I also spoke to senior musical theatre major Carolyn Tachoir, who studied at Rose Bruford last semester. Carolyn gave me a first-hand comparison of the two countries theatre sectors. Carolyn and I talked about the price of tickets and the cheapest one she’s seen.
“The cheapest seat I’ve ever had that wasn’t free was $39 for The Phantom of the Opera on Broadway. I’ve gotten a few free tickets here and there through school trips. The most expensive ticket was a Broadway ticket for sure; I don’t know what show specifically, but I do know that I have paid between $120-140 for a ticket.”
She said that if prices were more affordable for a broader range of work she would definitely see more plays and tours. She’s never seen the National Ballet but would love to.
Carolyn also spoke about how regional theatre is “a readily accessible form of work” for her as a performer. “There is also much being done to nurture new talent.‘Growing up in Pittsburgh, there were masterclasses at the CLO Academy with members of the touring companies that would stop there. Sometimes even provide discounted student tickets with talkbacks.”
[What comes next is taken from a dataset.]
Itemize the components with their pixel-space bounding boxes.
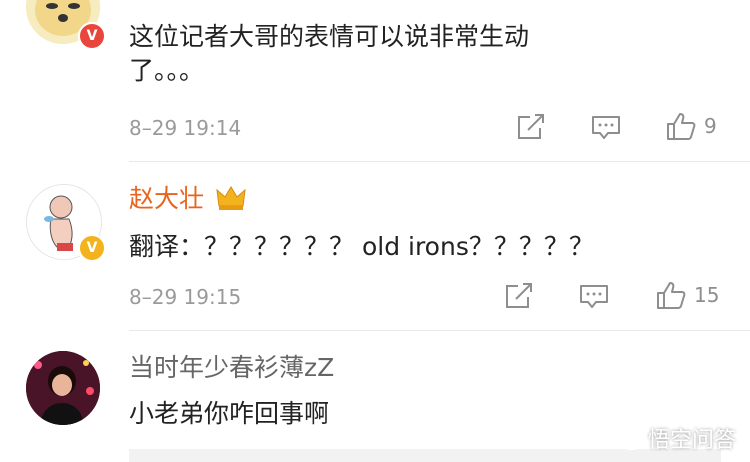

We spoke about how diversity and accessibility can be improved in American theatre. Carolyn recalled being in London and seeing a huge variety of work for little cost, particularly theatres off the West End.
“The most I paid for a ticket in the UK was $60.” The work and casts were hugely diverse with much more experimental work. She spoke about how body type diversity needs to be improved and also how the cost is geared towards the rich. “Tickets are higher than they have ever been and even the ‘student rush tickets’ are $70-$99. Theatre should be available to any and everyone who wishes to see a show.”
I think Carolyn’s answers speak for themselves. While the UK has so much more to do to make theatre more affordable, we nurture a huge breadth of work and theatre is so much more affordable. The subsidised sector makes the West End more affordable and this needs to be protected. Theatre is so important for our wellbeing as well as one of the biggest economies in the UK. It’s about time our government saw its power.